I'm not quite sure what you mean. Would you mind rephrasing or elaborating?
The evolution of a universe that's not being influenced by its host universe is determined by its initial state. However, any interaction of a host universe with the nested universe adds bits to its description. Therefor, even if we'd numerically expect most host universes to screw with their child universes somehow (which still isn't given!) they'll all screw with them in different ways, whereas the unscrewed-with ones will all look the same. Thus, while most universes may be screwed-with (which isn't even a given!), the set of unscrewed-with universes is still the biggest subset.
No, you can subtract information from things. Edge case: what if the host just replaces every bit in the hard drive with all 0's?
In what? the platonic mathematical space? Or the subset of universes that a given host universe simulates?
I think I do get your meaning, but it doesn't seem very well defined...
Of course you can end up with a state that has a lower minimal description length.

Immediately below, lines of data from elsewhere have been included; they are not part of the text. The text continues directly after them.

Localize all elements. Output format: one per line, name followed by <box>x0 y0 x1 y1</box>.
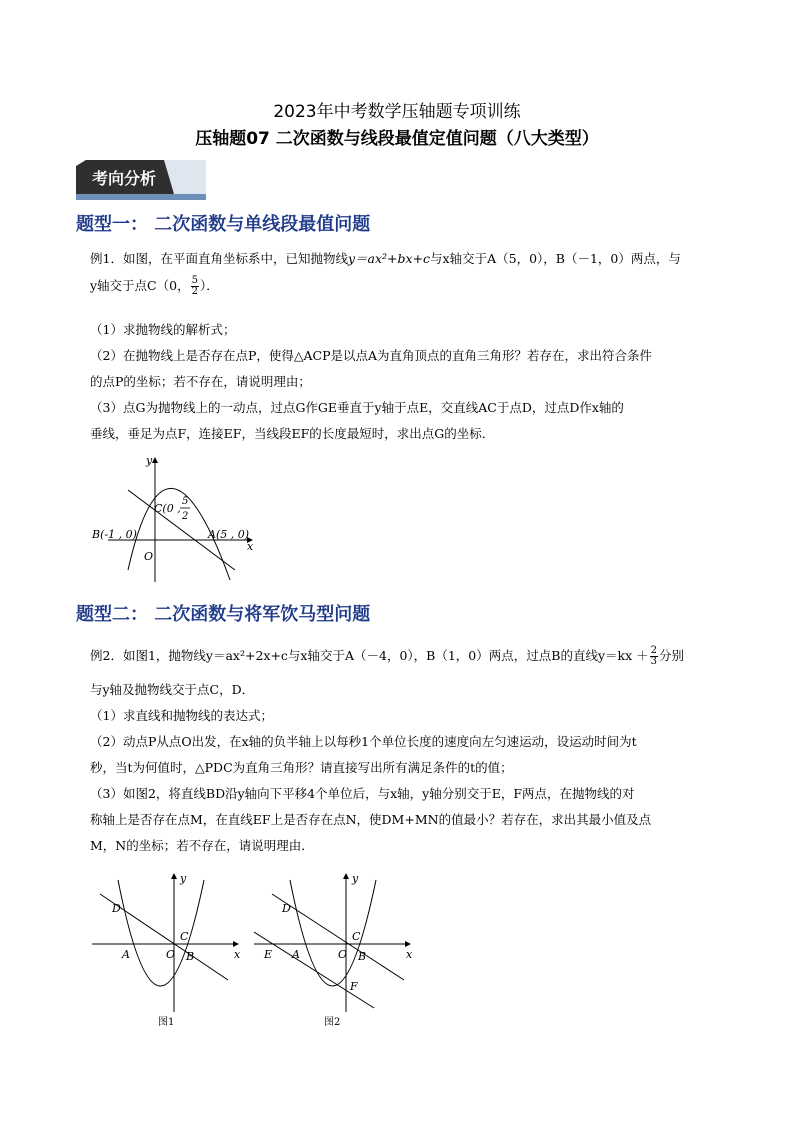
ex2-fraction: $\frac{2}{3}$ <box>650 645 657 667</box>
ex1-q3-line2: 垂线，垂足为点F，连接EF，当线段EF的长度最短时，求出点G的坐标． <box>90 426 495 441</box>
svg-text:O: O <box>166 948 176 961</box>
svg-text:F: F <box>350 980 358 993</box>
svg-text:E: E <box>264 948 273 961</box>
svg-text:D: D <box>112 902 121 915</box>
svg-text:y: y <box>146 454 153 467</box>
svg-text:O: O <box>144 550 154 563</box>
ex2-q2-line2: 秒，当t为何值时，△PDC为直角三角形？请直接写出所有满足条件的t的值； <box>90 760 513 775</box>
svg-text:y: y <box>352 872 359 885</box>
ex2-text-b: 分别 <box>658 648 684 663</box>
ex2-figure-1 <box>88 872 248 1032</box>
ex2-text: 例2．如图1，抛物线y＝ax²+2x+c与x轴交于A（－4，0），B（1，0）两点，过点B的直线y＝kx ＋ <box>90 648 649 663</box>
doc-subtitle: 压轴题07 二次函数与线段最值定值问题（八大类型） <box>195 129 599 149</box>
section-banner <box>76 160 206 200</box>
ex1-figure <box>90 452 260 587</box>
ex2-q3-line3: M，N的坐标；若不存在，请说明理由． <box>90 838 314 853</box>
ex1-fraction: $\frac{5}{2}$ <box>191 275 198 297</box>
ex1-text-b: 与x轴交于A（5，0），B（－1，0）两点，与 <box>430 251 681 266</box>
ex1-q2-line2: 的点P的坐标；若不存在，请说明理由； <box>90 374 311 389</box>
ex1-text-d: ）． <box>199 278 219 293</box>
section1-title: 题型一： 二次函数与单线段最值问题 <box>76 214 371 235</box>
section2-title: 题型二： 二次函数与将军饮马型问题 <box>76 604 371 625</box>
svg-text:x: x <box>234 948 241 961</box>
svg-text:图1: 图1 <box>158 1017 175 1028</box>
doc-title: 2023年中考数学压轴题专项训练 <box>273 102 521 122</box>
svg-text:图2: 图2 <box>324 1017 341 1028</box>
ex1-equation: y＝ax²+bx+c <box>347 251 431 266</box>
ex2-q2-line1: （2）动点P从点O出发，在x轴的负半轴上以每秒1个单位长度的速度向左匀速运动，设运动时间为t <box>90 734 637 749</box>
ex1-text-c: y轴交于点C（0， <box>90 278 190 293</box>
banner-label: 考向分析 <box>92 169 157 188</box>
ex1-q1: （1）求抛物线的解析式； <box>90 322 236 337</box>
ex2-line2: 与y轴及抛物线交于点C，D． <box>90 682 255 697</box>
svg-text:B: B <box>358 950 367 963</box>
svg-text:C(0 ,: C(0 , <box>154 502 181 515</box>
ex2-line1 <box>90 646 684 667</box>
svg-text:x: x <box>406 948 413 961</box>
svg-text:y: y <box>180 872 187 885</box>
svg-text:A(5 , 0): A(5 , 0) <box>208 528 250 541</box>
ex1-text: 例1．如图，在平面直角坐标系中，已知抛物线 <box>90 251 348 266</box>
svg-text:A: A <box>292 948 300 961</box>
svg-text:B: B <box>186 950 195 963</box>
ex1-line2 <box>90 276 219 297</box>
svg-text:x: x <box>247 540 254 553</box>
ex2-figure-2 <box>250 872 420 1032</box>
ex2-q1: （1）求直线和抛物线的表达式； <box>90 708 273 723</box>
svg-text:O: O <box>338 948 348 961</box>
ex2-q3-line2: 称轴上是否存在点M，在直线EF上是否存在点N，使DM+MN的值最小？若存在，求出其最小值及点 <box>90 812 652 827</box>
svg-text:C: C <box>352 930 361 943</box>
ex1-q2-line1: （2）在抛物线上是否存在点P，使得△ACP是以点A为直角顶点的直角三角形？若存在，求出符合条件 <box>90 348 653 363</box>
svg-text:C: C <box>180 930 189 943</box>
svg-text:A: A <box>122 948 130 961</box>
ex1-line1 <box>90 251 681 267</box>
svg-text:D: D <box>282 902 291 915</box>
ex2-q3-line1: （3）如图2，将直线BD沿y轴向下平移4个单位后，与x轴，y轴分别交于E，F两点，在抛物线的对 <box>90 786 635 801</box>
ex1-q3-line1: （3）点G为抛物线上的一动点，过点G作GE垂直于y轴于点E，交直线AC于点D，过点D作x轴的 <box>90 400 624 415</box>
svg-text:5: 5 <box>182 496 189 507</box>
svg-text:B(-1 , 0): B(-1 , 0) <box>92 528 137 541</box>
svg-text:2: 2 <box>182 511 189 522</box>
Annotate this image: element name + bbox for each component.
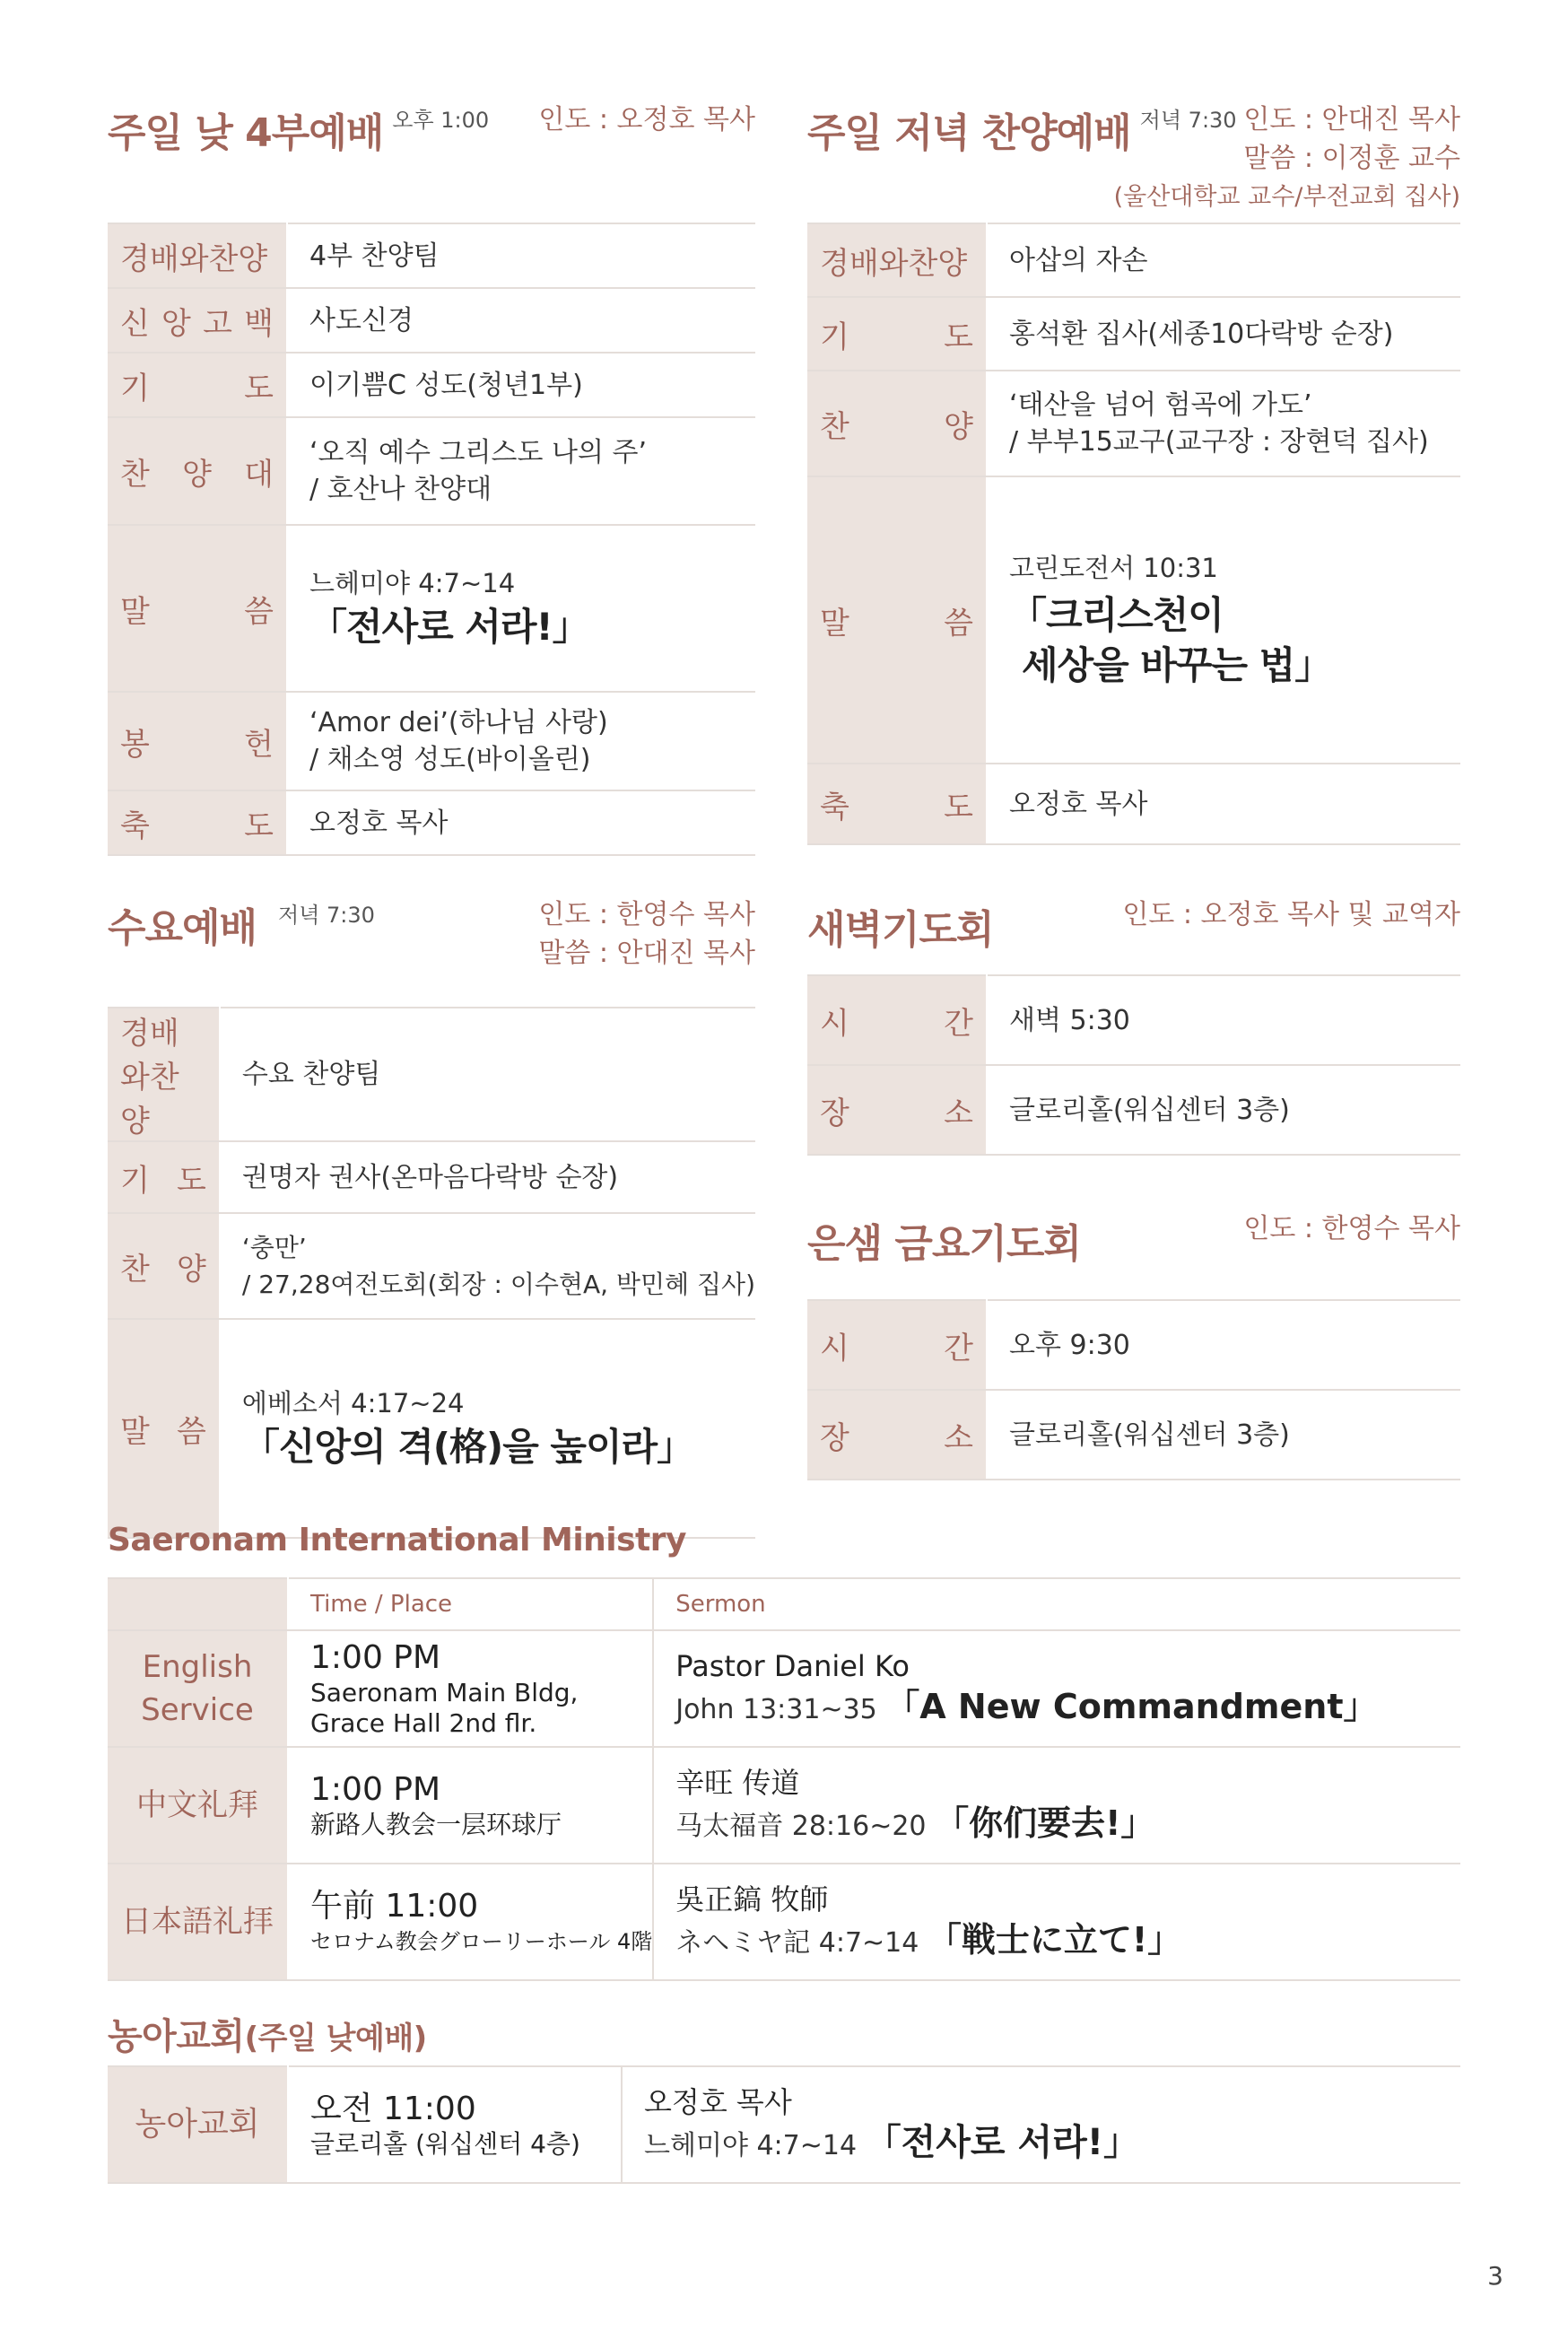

However, almost any interaction is gonna end up adding bits.
Yes, and yes this is very ill-defined, and yes it's not clear why the set size should matter, but the simulation argument rests on the very same assumption - some kind of equal anticipation prior over causes for our universe? So if you already accept the premise that universe counting should matter for the simulation argument, you can just reuse that for the "anticipate being in the unscrewed with universe" argument. (Shouldn't you anticipate being in a screwed with universe, even if you don't know in which way it'd be screwed with? Hm. Is this evidence that most hosts end up not screwing with their sims?)
If we're only talking about the platonic mathematical space, then why does it matter what hosts do or do not do to their simulations?
The entire thing (host and simulation) is one interacting mathematical unit. There might also be a mathematical unit that represents the simulation, independently of the host, but we can count that separately.
There are an infinite number of mathematical structures that could explain your observations. An infinite number of those involve simulations, and an infinite number of them don't involve simulations. Of the ones that involve simulations, an infinite number of them are "screwed" with and an infinite number are "unscrewed".
So, if we want to choose a model where everything in the platonic mathematical space is "real" (One one level I want to condemn this as literally the most un-parsimonious model of reality, and on another level I'll just say that you have defined reality in a funny way and it's just a semantic distinction) and then we want to figure out where within this structure we are using the rule that "the likelihood of a statement concerning our location being true corresponds to the number of universes in which it is true and which also fit our other observations", then we have to find a way of comparing infinities.
And that's what you're doing - comparing infinities. So ... what mechanism are you proposing for doing so?
I don't know, but the fact that out of an infinity of possible universes we're practically in the single-digit integers, has to mean something. Ask a genie for a random integer and you'd be surprised if it ever finished spitting out numbers in the lifetime of the universe; for it to stop after a few minutes of talking would be absurd. So either we're vastly wrong about the information theoretic complexity of our universe, or the seeming simplicity of its laws is due to either sampling bias, or MU is wrong and this universe really just happens to just exist for no good answerable reason, there's a ludicrous coincidence at work, or there has to be some reason why we are more likely to find ourselves in a universe at the start of the chain, whose hosts are not visibly screwing with it. The point is to add up to normality, after all.